2. Hospitalized patient comparisons — similar mortality but different clinical courses

Hospital-series data from a Brazilian cohort compared vaccinated and unvaccinated hospitalized patients and found no statistically significant difference in overall mortality, yet observed trends toward greater need for respiratory assistance and longer lengths of stay among unvaccinated patients. This suggests vaccines may not always change in-hospital survival in every dataset but appear to reduce the severity of respiratory compromise and resource use, an important difference for healthcare capacity and patient trajectories [3].

3. Temporal and population context that shapes the numbers

The VE estimates derive from surveillance covering September 2024–January/April 2025 and reflect circulation of multiple JN.1 descendant lineages, not a single viral context; effectiveness figures therefore represent average protection across these variants and across heterogeneous populations. Older adults (≥65 years) showed measurable protection in the interim estimates, emphasizing that age and comorbidities remain major determinants of hospitalization risk and that VE numbers should be interpreted as population averages, not absolutes for every individual [1] [2].

4. How to interpret “hospitalization rates” versus vaccine effectiveness

The analyses report vaccine effectiveness metrics, which measure proportional reduction in risk (e.g., 40% fewer hospitalizations among vaccinated versus unvaccinated) rather than raw hospitalization rates per 100,000 people. Surveillance programs use different denominators and methods — emergency-department-based case counts, hospitalized case series, or test-negative designs — so apparent discrepancies across studies can reflect methodological differences as much as true epidemiologic variation [1] [2] [3].

5. Strengths, limitations, and possible biases across these analyses

The IVY and VISION networks provide multicenter, surveillance-based evidence with recent time frames, but such observational designs are susceptible to confounding by health-seeking behavior, prior infection, and underlying frailty. The hospital-series comparison may underpower mortality differences and could reflect selection bias if vaccinated patients differ systematically from unvaccinated in unmeasured ways. All sources must be treated as potentially biased and interpreted collectively rather than singly [1] [3] [2].
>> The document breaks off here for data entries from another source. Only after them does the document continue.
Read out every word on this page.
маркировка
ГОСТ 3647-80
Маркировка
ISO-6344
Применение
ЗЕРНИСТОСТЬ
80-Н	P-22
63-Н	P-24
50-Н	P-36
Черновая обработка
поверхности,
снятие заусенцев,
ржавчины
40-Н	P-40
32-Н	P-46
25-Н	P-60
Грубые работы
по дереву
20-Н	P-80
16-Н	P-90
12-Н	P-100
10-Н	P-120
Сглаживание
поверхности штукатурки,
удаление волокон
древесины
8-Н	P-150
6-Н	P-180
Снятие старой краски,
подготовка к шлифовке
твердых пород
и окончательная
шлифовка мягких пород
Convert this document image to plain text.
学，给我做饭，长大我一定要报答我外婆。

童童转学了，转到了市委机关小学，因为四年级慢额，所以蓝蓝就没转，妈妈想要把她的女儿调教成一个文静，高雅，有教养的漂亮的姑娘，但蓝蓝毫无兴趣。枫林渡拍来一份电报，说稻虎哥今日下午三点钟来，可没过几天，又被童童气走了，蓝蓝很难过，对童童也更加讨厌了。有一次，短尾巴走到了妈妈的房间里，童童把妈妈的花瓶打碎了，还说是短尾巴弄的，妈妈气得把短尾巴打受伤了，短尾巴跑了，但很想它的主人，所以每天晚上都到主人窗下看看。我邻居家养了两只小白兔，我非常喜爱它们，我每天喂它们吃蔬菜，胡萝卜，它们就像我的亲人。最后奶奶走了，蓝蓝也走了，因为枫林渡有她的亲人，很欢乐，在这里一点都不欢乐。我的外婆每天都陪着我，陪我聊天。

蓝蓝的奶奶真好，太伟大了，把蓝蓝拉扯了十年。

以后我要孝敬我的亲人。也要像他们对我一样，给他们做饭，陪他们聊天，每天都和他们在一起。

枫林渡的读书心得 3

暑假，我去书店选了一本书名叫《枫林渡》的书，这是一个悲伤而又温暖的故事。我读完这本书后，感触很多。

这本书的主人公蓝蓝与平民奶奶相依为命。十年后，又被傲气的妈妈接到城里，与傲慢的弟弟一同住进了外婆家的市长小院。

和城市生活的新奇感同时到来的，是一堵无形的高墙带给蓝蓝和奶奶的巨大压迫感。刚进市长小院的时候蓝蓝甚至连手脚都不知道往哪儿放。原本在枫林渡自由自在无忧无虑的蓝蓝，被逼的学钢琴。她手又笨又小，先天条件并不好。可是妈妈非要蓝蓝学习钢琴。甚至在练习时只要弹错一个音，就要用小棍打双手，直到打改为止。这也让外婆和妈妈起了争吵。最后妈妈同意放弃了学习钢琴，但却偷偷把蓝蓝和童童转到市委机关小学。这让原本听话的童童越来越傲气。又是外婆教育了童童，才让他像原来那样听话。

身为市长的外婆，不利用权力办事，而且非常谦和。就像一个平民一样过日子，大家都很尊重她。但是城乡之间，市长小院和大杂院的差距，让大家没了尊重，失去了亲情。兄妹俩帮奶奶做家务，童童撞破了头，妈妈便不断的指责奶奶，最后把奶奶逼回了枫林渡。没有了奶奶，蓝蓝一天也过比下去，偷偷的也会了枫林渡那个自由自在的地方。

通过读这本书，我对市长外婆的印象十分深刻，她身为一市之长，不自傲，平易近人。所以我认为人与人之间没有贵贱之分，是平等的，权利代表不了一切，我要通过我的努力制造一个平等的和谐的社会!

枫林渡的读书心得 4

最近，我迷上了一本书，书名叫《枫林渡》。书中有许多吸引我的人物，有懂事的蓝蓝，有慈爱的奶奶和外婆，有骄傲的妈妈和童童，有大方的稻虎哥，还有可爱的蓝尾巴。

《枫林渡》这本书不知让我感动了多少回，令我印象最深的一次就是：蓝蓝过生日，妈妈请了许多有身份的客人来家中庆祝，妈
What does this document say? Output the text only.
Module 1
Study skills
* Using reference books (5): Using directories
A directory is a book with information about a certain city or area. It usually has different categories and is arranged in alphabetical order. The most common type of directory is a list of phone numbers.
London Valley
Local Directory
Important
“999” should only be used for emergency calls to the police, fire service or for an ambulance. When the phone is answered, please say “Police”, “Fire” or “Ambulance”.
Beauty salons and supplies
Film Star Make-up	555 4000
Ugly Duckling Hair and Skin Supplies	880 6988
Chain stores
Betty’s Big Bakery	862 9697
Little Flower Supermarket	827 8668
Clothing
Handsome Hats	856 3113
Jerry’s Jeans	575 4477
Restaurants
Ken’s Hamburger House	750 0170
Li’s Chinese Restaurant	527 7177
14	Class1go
6. Practical implications for clinicians, policymakers, and the public

Taken together, the evidence supports that 2024–2025 vaccines reduce the likelihood of hospitalization and markedly reduce the risk of very severe outcomes, but they are not fully protective against hospitalization, particularly for older or immunocompromised people. This argues for continued promotion of vaccination to reduce severe outcomes and healthcare burden, continued monitoring of variant-specific VE, and layering of nonpharmaceutical measures for high-risk settings during surges [1] [2] [3].

7. Where gaps remain and what to watch next

Key gaps include precise age-stratified hospitalization rates per 100,000 for vaccinated versus unvaccinated populations, the role of prior infection and hybrid immunity in observed VE, and variant-specific effectiveness beyond JN.1 lineage descendants. Future surveillance updates and peer-reviewed publications with stratified denominators and longer follow-up will clarify absolute rates; for now, the consistent finding across datasets is partial but meaningful vaccine protection against hospitalization and strong protection against the most severe outcomes [1] [2] [3].